Любовь, или Мой дом (сборник) - Метлицкая Мария
Горше всего ей было сознавать, что она уже не принадлежит к тем женщинам, которых любит зеркало. Она завидовала твердому спокойствию Тати, неугасающей влюбленности Нинон, полудетскому обаянию Ксении, но особенно сильно она завидовала ослепительной красоте Лизы, которую называла «прекрасной гадюкой».
И хотя сказано это было в сердцах, доля правды в этих словах была. Лиза выросла дивной красавицей, но красавицей ядовитой. Она не верила, что мужчины, которые всегда увивались за ней, любят ее, а не ее деньги, о которых все шептались, и потому с наслаждением унижала их, заставляя ползать на коленях и вымаливать прощение за несуществующие прегрешения.
Когда она шла по коридору, припадая на увечную ногу, извиваясь всем телом и постанывая от переполнявших ее чувств, казалось, что это не человеческое существо, а вставшая на хвост змея, готовая укусить любого, кто попытается помочь ей или хотя бы приблизиться. Высокая, тонкая, с длинной шеей и худенькими руками, она была воплощением боли, отчаяния и ненависти.

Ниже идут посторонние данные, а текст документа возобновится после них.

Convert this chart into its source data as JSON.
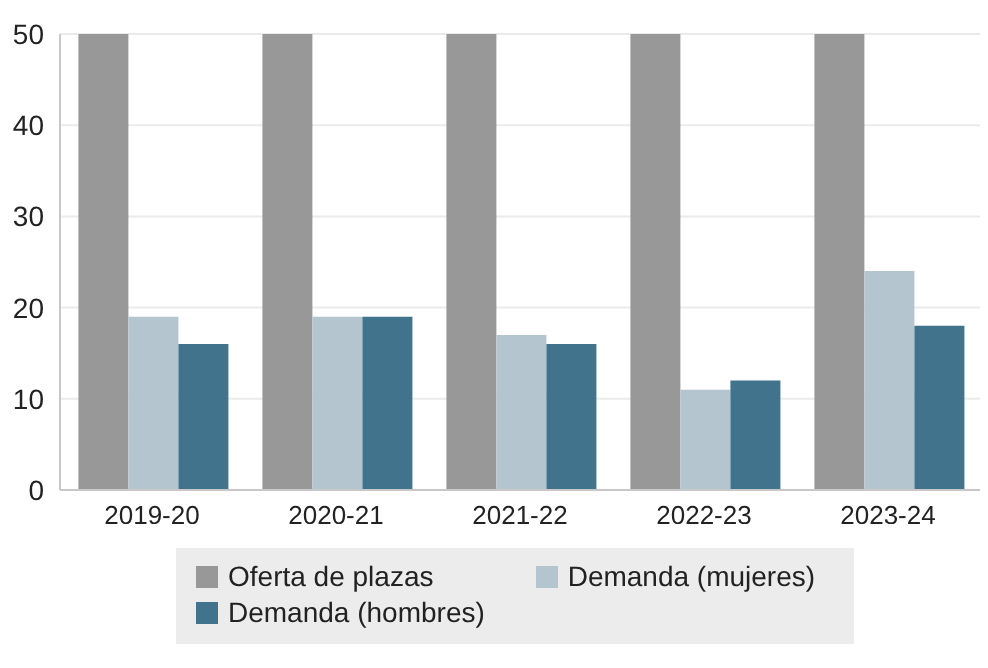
{
  "chart_data": {
    "type": "bar",
    "categories": [
      "2019-20",
      "2020-21",
      "2021-22",
      "2022-23",
      "2023-24"
    ],
    "series": [
      {
        "name": "Oferta de plazas",
        "color": "#989898",
        "values": [
          50,
          50,
          50,
          50,
          50
        ]
      },
      {
        "name": "Demanda (mujeres)",
        "color": "#b4c5cf",
        "values": [
          19,
          19,
          17,
          11,
          24
        ]
      },
      {
        "name": "Demanda (hombres)",
        "color": "#41738c",
        "values": [
          16,
          19,
          16,
          12,
          18
        ]
      }
    ],
    "ylim": [
      0,
      50
    ],
    "yticks": [
      0,
      10,
      20,
      30,
      40,
      50
    ],
    "grid": "y",
    "legend": "bottom"
  }
}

Впрочем, она никогда не нападала на Тати, Бориса и Илью: Тати была прирожденной дрессировщицей, Борис не обращал на нее внимания, а Илья, почуяв угрозу, хватал Лизу в охапку, рычал, кусал за ухо, кружил и убегал, послав на прощание воздушный поцелуй. Остальным же приходилось несладко. С особенным наслаждением Лиза измывалась над Лериком, который боялся ее и заискивал перед прекрасной гадюкой.

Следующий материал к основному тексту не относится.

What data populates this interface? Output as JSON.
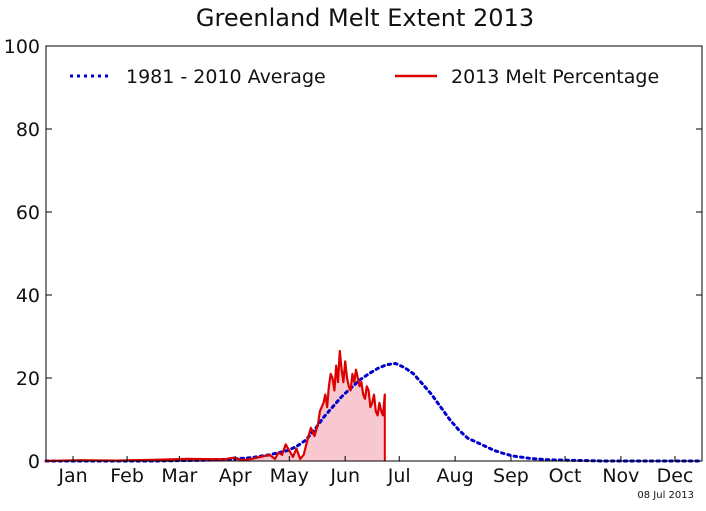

Лерик… ах, бедный Лерик… слабость его оказалась сильнее, чем мы ожидали… Он переходил из театра в театр, нигде подолгу не задерживаясь, виня в своих неудачах режиссеров, собратьев-актеров, гримеров, драматургов, кого угодно, но только не себя.
«Ничего, главная моя роль впереди, – бормотал он, выпивая в компании Сироты, постоянного своего собутыльника. – Вы еще увидите и услышите… все увидят и услышат… все…»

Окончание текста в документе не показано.